2. When comparing population estimates to any other population figure, it's best to use the estimates base because that's what the estimates are based on. In some sense, the estimates base is based on the redistricting data/DHC data, but to the degree that the estimates base differs from redistricting and DHC, the PEP estimates base is the one to use. A whole separate issue is that the vintage 2019 PEP data was based on the 2010 Census, so the vintage 2019 PEP data is expected to be badly mismatched with the vintage 2023 data. If you only needed total population (no age detail), then you'd do well to wait until the November 7 intercensal estimates of total population (basically, 2010-2019 estimates will be revised). Intercensal age detail should be in the works, but it's not clear when or whether the sex, race, Hispanic detail will slow down the release of the age detail. (Some users rely on age detail much more than sex or race or Hispanic details.) It's not hard to imagine the number of children enrolled decreases much more than the number of under-18 residents decreases. The pandemic made school feel faraway and optional.

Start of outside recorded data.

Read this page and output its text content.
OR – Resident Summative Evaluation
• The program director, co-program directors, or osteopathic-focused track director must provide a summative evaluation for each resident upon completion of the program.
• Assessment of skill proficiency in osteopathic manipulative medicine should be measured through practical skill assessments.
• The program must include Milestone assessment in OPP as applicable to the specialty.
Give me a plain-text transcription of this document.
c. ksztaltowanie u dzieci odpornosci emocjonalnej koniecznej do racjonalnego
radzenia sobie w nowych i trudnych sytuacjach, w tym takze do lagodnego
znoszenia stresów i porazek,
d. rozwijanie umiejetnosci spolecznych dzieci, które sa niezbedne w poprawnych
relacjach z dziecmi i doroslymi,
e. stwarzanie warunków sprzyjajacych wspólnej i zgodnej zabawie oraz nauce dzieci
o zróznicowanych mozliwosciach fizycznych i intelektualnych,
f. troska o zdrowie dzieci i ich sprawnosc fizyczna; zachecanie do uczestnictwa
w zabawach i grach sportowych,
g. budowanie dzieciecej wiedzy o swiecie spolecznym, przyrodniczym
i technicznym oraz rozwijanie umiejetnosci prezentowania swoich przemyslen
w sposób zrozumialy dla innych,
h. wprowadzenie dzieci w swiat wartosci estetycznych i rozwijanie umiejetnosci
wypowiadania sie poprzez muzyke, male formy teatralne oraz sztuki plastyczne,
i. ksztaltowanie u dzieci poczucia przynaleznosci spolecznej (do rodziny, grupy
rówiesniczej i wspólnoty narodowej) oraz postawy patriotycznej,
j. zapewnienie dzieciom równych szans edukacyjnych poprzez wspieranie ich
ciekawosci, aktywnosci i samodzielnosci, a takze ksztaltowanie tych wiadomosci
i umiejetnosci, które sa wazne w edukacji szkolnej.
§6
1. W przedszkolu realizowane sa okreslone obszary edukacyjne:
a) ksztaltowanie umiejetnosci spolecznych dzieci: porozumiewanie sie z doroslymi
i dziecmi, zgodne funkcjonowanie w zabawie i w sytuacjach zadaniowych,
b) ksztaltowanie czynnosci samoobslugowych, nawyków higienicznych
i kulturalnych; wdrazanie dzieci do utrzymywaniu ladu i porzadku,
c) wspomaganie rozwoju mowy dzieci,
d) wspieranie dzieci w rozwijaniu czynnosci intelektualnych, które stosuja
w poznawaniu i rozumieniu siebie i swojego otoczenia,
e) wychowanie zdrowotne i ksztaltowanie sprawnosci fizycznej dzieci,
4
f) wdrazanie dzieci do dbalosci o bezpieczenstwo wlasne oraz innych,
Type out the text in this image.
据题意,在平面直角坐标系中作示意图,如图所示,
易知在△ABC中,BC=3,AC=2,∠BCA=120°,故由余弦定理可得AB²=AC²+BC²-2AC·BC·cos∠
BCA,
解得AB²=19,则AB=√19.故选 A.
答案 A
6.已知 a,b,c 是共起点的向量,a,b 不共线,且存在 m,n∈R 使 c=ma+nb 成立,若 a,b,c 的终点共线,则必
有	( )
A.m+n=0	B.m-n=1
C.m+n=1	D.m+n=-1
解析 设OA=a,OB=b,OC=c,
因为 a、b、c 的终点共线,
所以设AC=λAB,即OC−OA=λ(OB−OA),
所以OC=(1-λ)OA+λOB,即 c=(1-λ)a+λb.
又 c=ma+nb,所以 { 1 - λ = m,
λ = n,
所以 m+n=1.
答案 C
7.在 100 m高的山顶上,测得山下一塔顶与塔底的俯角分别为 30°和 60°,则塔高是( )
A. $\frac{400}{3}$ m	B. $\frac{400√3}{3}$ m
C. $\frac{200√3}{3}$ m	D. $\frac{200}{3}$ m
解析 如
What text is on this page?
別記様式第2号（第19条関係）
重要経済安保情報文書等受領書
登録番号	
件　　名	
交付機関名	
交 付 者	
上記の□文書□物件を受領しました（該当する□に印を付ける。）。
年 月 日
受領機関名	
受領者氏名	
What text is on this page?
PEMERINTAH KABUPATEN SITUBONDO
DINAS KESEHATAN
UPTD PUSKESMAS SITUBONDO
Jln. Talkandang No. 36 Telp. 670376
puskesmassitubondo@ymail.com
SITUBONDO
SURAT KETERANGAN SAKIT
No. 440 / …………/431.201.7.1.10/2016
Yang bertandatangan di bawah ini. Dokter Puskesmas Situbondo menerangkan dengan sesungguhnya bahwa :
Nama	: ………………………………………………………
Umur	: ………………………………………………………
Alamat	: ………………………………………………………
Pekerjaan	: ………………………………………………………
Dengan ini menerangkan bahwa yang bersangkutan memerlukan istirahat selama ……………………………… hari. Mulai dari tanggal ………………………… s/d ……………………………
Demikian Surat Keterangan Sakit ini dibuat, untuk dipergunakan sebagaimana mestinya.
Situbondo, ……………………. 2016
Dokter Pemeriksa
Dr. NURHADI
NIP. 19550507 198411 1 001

3. Regarding the 75-79 and 80-84, something seems off. The magnitudes you describe are larger (and over a shorter period of time) than would be expected as a result of aging baby boomers. The oldest (born in 1946) would be turn 77 in 2023, so some increase in the 75-79 population might be expected, but 19% in 3 years seems a bit much and baby boomers are not yet turning 80.
In addition to the information Todd shared, I'll add two points that I think may help.
First, you are right that typically the decennial census forms the basis for the population estimates. But you'll recall that 2020 was not "typical" in any way. In particular, there were challenges with using 2020 Census as a base for the population estimates program that included, but were not limited to... the undercount of young children, the timing of data availability, the implementation of new disclosure avoidance procedures, and more.
So pop estimates incorporates *some* 2020 Census data, but not all, into a "blended base" that incorporated the strengths of several data sources. By all measures I've seen, the estimates are more accurate for age structure. For more info about the "Blended Base" these resources may be helpful:
https://www.census.gov/library/visualizations/2022/comm/creating-the-vintage-2021-blended-base.html
https://www2.census.gov/about/partners/cac/nac/meetings/2022-05/presentation-blended-base-for-population-estimates.pdf
https://www.ctdata.org/blog/pop-est-blended-base
Second... For aging population in California, we are seeing rapid aging across the state. Because there's no population register, it can be difficult to confirm a change for a specific demographic group mid-decade, but the population age 75+ rose by more than 35% statewide between 2010 and 2020 and that was BEFORE the Baby Boom reached age 75. There is no "influx" of retirees. People are just getting older.
If what you really want is information about what's going on with child population mid-decade, birth data can offer clues. The number of births in SFO dropped rapidly (8,691 in 2018, falling to 6750 in 2023). Again, it's difficult to verify the specifics of a change for a group mid-decade, but a smaller child population is consistent with what we'd expect to see given demographic trends.
So, as with Todd, I cannot say which dataset you "should" use. But I will offer that using the blended base estimate does not necessarily "break" your time series.